Government

These Transit Riding Politicians Don't Support Public Transit

Members of Congress who spent much of this year fighting over transportation funding should remember they have the sweetest transit system around.
Shorpy

Members of Congress have spent an inordinately large chunk of this legislative session hating on mass transit (and that's inordinate compared even to the amount of time they’ve spent hating on other widely beloved American assets such as women, the Census, light bulbs and Muppets). Our own Eric Jaffe had a good roundup back in February of some of Congress’ worst ideas to rewrite 30 years of federal funding for public transit. We won’t rehash the details here except to remind you that The New York Times called those earlier proposals “uniquely terrible,” Transportation Secretary Ray LaHood (a Republican) called the bill they were embedded in “the worst transportation bill I’ve ever seen,” while Grist smartly summarized the situation as being “soaked in suburban identity politics.”

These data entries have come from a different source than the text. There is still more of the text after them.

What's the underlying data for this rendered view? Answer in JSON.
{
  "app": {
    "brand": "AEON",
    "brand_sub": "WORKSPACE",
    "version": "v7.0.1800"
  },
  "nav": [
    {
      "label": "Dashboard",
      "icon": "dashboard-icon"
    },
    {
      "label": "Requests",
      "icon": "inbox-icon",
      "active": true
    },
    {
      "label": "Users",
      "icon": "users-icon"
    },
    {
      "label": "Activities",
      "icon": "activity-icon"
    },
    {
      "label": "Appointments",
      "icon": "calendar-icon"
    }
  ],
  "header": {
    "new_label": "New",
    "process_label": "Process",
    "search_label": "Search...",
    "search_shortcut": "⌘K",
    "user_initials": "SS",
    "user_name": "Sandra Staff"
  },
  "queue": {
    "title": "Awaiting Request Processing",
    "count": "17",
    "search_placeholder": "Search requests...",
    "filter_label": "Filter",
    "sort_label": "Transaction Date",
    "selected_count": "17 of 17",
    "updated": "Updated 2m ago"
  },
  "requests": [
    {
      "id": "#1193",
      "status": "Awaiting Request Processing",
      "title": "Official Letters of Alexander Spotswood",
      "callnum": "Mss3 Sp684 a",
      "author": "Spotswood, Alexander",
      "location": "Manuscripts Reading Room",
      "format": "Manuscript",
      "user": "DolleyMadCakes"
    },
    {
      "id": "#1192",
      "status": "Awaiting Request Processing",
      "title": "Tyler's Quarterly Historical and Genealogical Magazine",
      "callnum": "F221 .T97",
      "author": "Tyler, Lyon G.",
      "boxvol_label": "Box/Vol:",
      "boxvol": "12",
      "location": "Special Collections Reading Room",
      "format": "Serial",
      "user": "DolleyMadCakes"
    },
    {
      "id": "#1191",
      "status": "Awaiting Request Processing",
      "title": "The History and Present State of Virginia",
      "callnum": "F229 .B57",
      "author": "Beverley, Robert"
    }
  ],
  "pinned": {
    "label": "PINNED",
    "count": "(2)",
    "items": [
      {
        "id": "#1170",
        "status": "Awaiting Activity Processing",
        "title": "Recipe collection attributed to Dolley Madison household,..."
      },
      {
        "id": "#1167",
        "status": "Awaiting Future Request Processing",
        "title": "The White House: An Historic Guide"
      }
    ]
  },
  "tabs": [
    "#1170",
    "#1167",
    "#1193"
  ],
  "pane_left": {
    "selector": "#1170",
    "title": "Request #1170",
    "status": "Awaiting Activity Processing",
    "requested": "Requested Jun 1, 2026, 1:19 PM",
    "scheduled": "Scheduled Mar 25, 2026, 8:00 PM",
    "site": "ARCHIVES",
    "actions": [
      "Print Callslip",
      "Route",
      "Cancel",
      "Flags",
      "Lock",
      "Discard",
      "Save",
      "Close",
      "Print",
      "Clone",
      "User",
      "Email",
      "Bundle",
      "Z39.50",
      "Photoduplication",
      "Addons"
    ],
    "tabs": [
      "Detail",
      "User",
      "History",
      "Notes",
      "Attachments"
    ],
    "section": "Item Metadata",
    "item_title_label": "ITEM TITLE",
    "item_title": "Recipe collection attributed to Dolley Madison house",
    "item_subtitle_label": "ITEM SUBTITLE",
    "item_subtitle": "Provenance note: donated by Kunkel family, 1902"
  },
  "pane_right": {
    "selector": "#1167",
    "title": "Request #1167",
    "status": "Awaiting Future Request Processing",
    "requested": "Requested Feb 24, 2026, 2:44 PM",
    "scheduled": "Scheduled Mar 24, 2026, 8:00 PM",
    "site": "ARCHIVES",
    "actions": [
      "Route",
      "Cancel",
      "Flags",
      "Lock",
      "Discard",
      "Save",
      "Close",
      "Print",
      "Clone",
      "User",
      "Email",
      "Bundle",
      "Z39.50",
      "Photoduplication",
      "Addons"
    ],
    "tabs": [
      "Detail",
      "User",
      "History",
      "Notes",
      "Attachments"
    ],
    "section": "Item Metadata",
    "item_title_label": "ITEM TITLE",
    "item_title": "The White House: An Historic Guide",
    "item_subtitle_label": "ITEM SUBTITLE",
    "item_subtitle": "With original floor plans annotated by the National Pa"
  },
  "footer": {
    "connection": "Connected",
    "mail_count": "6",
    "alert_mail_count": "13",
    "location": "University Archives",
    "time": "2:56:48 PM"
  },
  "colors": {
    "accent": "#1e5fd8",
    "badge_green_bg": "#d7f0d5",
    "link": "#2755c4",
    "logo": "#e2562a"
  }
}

After months of wrangling, Congress entered this week under deadline to finally produce a bill (lest money for bridges, highways and trains run out). The more we thought about the transportation debate coming to a head in the halls of the Capitol, with senators and House members scurrying back and forth to strike a last-minute deal, the more one thought started to nag at us: Wait a minute. The congressmen who spent much of this year fighting over the value of transit in fact have the sweetest underground public transit system around. And we pay for it.